There are currently approximately 31.7 million shares of HEICO's Class A Common Stock (HEI.A) outstanding and 21.4 million shares of HEICO's Common Stock (HEI) outstanding. After giving effect to the stock splits, the Company will have approximately 39.6 million shares of Class A Common Stock (HEI.A) outstanding and 26.8 million shares of Common Stock (HEI) outstanding. The stock symbols for HEICO's two classes of common stock on most web sites are HEI.A and HEI. However, some web sites change HEICO's Class A Common Stock stock symbol (HEI.A) to HEI/A or HEIa.
HEICO Corporation is engaged primarily in certain niche segments of the aviation, defense, space, medical, telecommunications and electronics industries through its Hollywood, FL-based Flight Support Group and its Miami, FL-based Electronic Technologies Group. HEICO's customers include a majority of the world's airlines and overhaul shops as well as numerous defense and space contractors and military agencies worldwide in addition to medical, telecommunications and electronics equipment manufacturers. For more information about HEICO, please visit our web site at http://www.heico.com.
Certain statements in this press release constitute forward-looking statements, which are subject to risks, uncertainties and contingencies.
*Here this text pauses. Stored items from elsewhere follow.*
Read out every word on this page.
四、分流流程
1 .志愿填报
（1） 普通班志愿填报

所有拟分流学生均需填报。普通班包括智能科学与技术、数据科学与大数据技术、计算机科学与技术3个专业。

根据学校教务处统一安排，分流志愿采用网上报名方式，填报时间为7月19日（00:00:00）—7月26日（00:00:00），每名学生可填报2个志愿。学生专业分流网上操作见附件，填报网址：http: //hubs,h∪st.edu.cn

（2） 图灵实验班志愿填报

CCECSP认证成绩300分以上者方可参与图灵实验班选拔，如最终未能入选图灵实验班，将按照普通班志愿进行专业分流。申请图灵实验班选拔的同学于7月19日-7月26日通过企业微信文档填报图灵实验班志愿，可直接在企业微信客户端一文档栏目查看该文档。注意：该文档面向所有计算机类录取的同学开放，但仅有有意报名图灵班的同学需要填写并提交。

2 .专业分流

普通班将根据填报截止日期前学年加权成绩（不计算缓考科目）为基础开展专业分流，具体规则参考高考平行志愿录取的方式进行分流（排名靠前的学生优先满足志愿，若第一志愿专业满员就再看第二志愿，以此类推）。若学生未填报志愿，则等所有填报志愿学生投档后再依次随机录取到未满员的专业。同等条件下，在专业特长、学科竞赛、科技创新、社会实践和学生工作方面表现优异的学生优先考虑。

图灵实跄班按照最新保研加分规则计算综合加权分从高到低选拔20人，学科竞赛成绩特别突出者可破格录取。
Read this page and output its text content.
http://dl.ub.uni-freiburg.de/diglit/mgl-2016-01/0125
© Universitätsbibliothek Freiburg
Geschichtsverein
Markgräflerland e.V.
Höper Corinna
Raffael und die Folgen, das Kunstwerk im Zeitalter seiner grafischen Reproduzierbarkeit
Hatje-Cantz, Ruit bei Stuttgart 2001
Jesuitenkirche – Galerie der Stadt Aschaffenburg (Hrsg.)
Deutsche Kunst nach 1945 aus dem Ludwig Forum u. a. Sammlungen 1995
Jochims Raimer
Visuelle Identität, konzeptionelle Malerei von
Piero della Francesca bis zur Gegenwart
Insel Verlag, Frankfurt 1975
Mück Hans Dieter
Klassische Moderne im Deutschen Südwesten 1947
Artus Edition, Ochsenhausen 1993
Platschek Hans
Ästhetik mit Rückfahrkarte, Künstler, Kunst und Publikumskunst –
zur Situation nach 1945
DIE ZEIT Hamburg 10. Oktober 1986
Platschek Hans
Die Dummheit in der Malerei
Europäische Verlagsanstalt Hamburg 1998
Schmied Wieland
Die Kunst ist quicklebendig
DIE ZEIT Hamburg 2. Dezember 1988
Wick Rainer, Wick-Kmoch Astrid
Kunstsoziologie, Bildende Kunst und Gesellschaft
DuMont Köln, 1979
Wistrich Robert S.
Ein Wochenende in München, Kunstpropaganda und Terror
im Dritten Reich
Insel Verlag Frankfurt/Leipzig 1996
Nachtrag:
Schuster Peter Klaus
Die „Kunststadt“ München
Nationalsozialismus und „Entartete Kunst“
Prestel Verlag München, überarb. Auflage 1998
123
HEICO's actual results may differ materially from those expressed in or implied by those forward-looking statements as a result of factors including, but not limited to: lower demand for commercial air travel or airline fleet changes, which could cause lower demand for our goods and services; product specification costs and requirements, which could cause an increase to our costs to complete contracts; governmental and regulatory demands, export policies and restrictions, reductions in defense, space or homeland security spending by U.S. and/or foreign customers or competition from existing and new competitors, which could reduce our sales; HEICO's ability to introduce new products and product pricing levels, which could reduce our sales or sales growth and HEICO's ability to make acquisitions and achieve operating synergies from acquired businesses, customer credit risk, interest and income tax rates and economic conditions within and outside of the aviation, defense, space, medical, telecommunications and electronics industries, which could negatively impact our costs and revenues. Parties receiving this material are encouraged to review all of HEICO's filings with the Securities and Exchange Commission, including, but not limited to filings on Form 10-K, Form 10-Q and Form 8-K. We undertake no obligation to publicly update or revise any forward-looking statement, whether as a result of new information, future events or otherwise, except to the extent required by applicable law.